The other piece that got my goat was in the Nation. David Rieff of the New York Times magazine reviews Squandered Victory: The American Occupation and the Bungled Effort to Bring Democracy to Iraq by Larry Diamond (published, I notice, by Times Books). Right off, I'm suspicious. Those liberal hawks at the Times magazine who were for the war in the first place--Rieff, Michael Ignatieff, George Packer--have no credibility with me. I heard Larry Diamond last year on TOTN interviewed by that lickspittle Neal Conan. Diamond, who had been a consultant/advisor to the Coalition Provisional Authority, was then earnestly hopeful that the occupation might still be pulled off if some tactical errors were rectified. He was identified by Conan as a professor of political science at Stanford. Dubious, I Googled him and found that he was a "Senior Research Fellow" or somesuch at the Hoover Institution. While the Institution is wholly independent of the University, its "fellows" are "by courtesy" listed as Stanford professors, much to the displeasure of Stanford faculty. Rieff describes Diamond as "a professor of political scence and sociology at Stanford and a leading figure in the academic subdiscipline of 'democracy building'..." Nuff said.

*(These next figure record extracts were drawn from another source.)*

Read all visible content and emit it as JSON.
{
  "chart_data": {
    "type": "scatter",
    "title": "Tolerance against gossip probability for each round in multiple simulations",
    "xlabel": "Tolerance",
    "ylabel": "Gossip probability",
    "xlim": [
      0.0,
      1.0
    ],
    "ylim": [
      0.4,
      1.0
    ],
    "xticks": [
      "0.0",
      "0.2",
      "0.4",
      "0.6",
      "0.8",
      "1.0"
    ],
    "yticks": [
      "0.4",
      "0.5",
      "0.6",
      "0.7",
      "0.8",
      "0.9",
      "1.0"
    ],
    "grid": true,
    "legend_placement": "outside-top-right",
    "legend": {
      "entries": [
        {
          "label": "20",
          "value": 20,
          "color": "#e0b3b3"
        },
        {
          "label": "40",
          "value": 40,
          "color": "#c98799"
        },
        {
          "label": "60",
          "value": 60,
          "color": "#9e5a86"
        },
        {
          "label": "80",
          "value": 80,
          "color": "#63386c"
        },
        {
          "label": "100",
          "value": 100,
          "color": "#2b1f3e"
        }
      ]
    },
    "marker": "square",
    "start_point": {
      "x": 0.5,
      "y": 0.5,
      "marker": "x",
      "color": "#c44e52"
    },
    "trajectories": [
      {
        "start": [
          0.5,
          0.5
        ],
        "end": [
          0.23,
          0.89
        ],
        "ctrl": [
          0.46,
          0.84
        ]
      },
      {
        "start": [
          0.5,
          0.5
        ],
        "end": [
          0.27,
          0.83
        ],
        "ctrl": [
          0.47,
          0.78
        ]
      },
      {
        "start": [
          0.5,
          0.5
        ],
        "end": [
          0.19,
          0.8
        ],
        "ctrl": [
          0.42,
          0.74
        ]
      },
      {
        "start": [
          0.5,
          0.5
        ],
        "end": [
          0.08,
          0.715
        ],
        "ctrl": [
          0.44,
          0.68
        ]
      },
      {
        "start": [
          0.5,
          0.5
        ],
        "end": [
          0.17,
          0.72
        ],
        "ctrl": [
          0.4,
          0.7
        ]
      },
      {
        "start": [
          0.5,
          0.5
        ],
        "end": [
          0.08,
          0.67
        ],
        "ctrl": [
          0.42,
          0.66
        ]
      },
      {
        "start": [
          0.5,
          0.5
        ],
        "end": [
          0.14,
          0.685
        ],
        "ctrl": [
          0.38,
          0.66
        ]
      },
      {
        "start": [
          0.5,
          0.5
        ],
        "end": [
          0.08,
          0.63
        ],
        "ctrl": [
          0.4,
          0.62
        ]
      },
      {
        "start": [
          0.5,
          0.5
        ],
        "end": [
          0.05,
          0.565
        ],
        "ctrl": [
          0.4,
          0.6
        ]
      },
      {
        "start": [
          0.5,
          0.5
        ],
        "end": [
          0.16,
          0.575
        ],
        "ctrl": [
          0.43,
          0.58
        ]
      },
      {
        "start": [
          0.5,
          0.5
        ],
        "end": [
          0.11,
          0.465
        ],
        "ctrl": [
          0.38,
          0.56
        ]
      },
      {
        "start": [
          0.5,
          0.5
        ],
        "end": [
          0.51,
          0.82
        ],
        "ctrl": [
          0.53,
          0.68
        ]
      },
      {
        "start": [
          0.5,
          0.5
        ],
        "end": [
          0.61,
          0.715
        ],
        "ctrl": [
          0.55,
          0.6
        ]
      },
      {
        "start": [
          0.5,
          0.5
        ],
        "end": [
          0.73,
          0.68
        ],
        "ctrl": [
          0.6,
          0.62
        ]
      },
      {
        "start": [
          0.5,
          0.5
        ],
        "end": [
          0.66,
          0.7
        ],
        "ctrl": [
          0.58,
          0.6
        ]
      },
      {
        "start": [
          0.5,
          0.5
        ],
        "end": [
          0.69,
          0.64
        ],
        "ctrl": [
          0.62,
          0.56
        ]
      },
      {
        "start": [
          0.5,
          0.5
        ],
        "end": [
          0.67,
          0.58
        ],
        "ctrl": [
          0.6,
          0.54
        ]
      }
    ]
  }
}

So how are things going in Iraq? Well, Rieff tells us, some on the right---Dick Cheney, Max Boot of the LA Times and Weekly Standard--have been wildly overconfident, while much of the "hard left, or what passes for it in the United States and Britain, has not been much better." For example, a woman writing in the New Left Review called Baghdad "Vichy on the Tigris." Hey, out of bounds! Despite the predictions of left-wing doomsayers, Rieff observes, there has as yet been no civil war between Shiites and Sunnis, "in no small measure thanks to the Shiite Grand Ayatollah Ali al-Sistani." (Rieff here seems to be in synch with Tom Friedman, who in April suggested the Ayatollah as a nominee for the Nobel Peace Prize. "I'm serious," Tom said. Right. "Cover thyself, sister, and get thee home to thy husband, thou whore!")
So, how are things really going in Iraq? "The fact is, no one really knows how things are going to turn out in Iraq," Rieff says. I do. It's going to be the biggest debacle of American foreing policy ever, not excluding Vietnam. There, after killing three million Vietnamese in fifteen years, we at least got out, and now, thirty years later, relations between the two states are eerily amicable. The entire Islamic world is now arrayed against us, and will be for decades as a result of this. In the end, Rieff is disquieted that although Diamond "clearly has a fine mind and has written a serious and valuable book," he seems to have overlooked "the problem of empire." Oh. Rieff nowhere addresses the central problem--well, perhaps he alludes to it in speaking of Diamond's "kind of senior common room utopianism"---which is that the premise of the book, that there was a victory in Iraq to be squandered, is rubbish. I think Katrina vanden Heuvel is going to be hearing from more than a few readers about this one.